The way I see if, if you can’t get a good announcer for a game, just play music in the background. Wouldn’t it be funny if Oklahoma played USC in basketball, and whenever Oklahoma was ahead, they played like, Carrie Underwood, but whenever USC was ahead, they played Dr. Dre? This would be especially hilarious in a back-and-forth game. And if that’s too outside-the-box, maybe invite T-Pain to announce the game, provided he uses his vocoder to talk. I think that would be an improvement over the current situation.
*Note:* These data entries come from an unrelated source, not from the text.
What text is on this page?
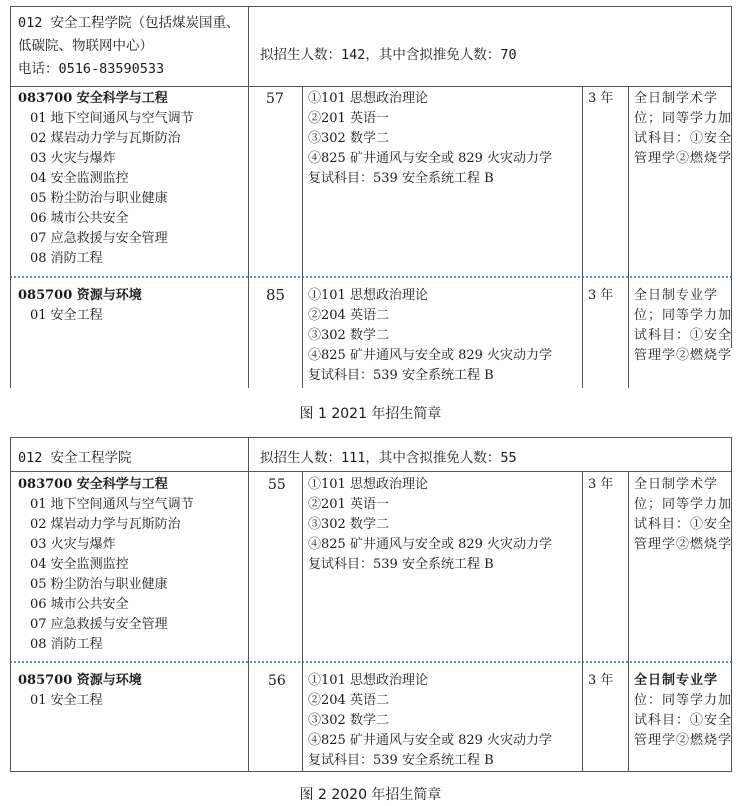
012 安全工程学院（包括煤炭国重、
低碳院、物联网中心）
电话：0516-83590533
拟招生人数：142，其中含拟推免人数：70
083700 安全科学与工程
01 地下空间通风与空气调节
02 煤岩动力学与瓦斯防治
03 火灾与爆炸
04 安全监测监控
05 粉尘防治与职业健康
06 城市公共安全
07 应急救援与安全管理
08 消防工程
57 ①101 思想政治理论
②201 英语一
③302 数学二
④825 矿井通风与安全或 829 火灾动力学
复试科目：539 安全系统工程 B
3 年 全日制学术学
位；同等学力加
试科目：①安全
管理学②燃烧学
085700 资源与环境
01 安全工程
85 ①101 思想政治理论
②204 英语二
③302 数学二
④825 矿井通风与安全或 829 火灾动力学
复试科目：539 安全系统工程 B
3 年 全日制专业学
位；同等学力加
试科目：①安全
管理学②燃烧学
图 1 2021 年招生简章
012 安全工程学院	拟招生人数：111，其中含拟推免人数：55
083700 安全科学与工程
01 地下空间通风与空气调节
02 煤岩动力学与瓦斯防治
03 火灾与爆炸
04 安全监测监控
05 粉尘防治与职业健康
06 城市公共安全
07 应急救援与安全管理
08 消防工程
55 ①101 思想政治理论
②201 英语一
③302 数学二
④825 矿井通风与安全或 829 火灾动力学
复试科目：539 安全系统工程 B
3 年 全日制学术学
位；同等学力加
试科目：①安全
管理学②燃烧学
085700 资源与环境
01 安全工程
56 ①101 思想政治理论
②204 英语二
③302 数学二
④825 矿井通风与安全或 829 火灾动力学
复试科目：539 安全系统工程 B
3 年 全日制专业学
位：同等学力加
试科目：①安全
管理学②燃烧学
图 2 2020 年招生简章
If you’ve read this far, to cheer you up, here’s a little clip from my man, Gus Johnson.



4 comments:

vishal said...

you want to see a real gus johnson clip?

http://www.youtube.com/watch?v=Vt0VUSyVIr4

there. none of this backdoor to win by 2 business.

Julius said...

Since your list only goes to 7, here's three more for consideration: Andrea Kremer, Al Trautwig, and Marc Jackson. And possibly Bob Costas, although he doesn't actually call sports anymore.

Juka said...

Wow, that BCS clip was bad...I missed the game, but utterly hilarious. Their producer must have been SCREAMING into their earpieces. "JUST READ THE DOWN ON THE TOP OF THE SCREEN! THE TOP! IT SAYS THE CORRECT INFORMATION!"

Anonymous said...

personally, when i give a prognosis like colon cancer, i like to be serious, give the news in a straightforward and supportive fashion, and then ask what they thought of my joe buck impression.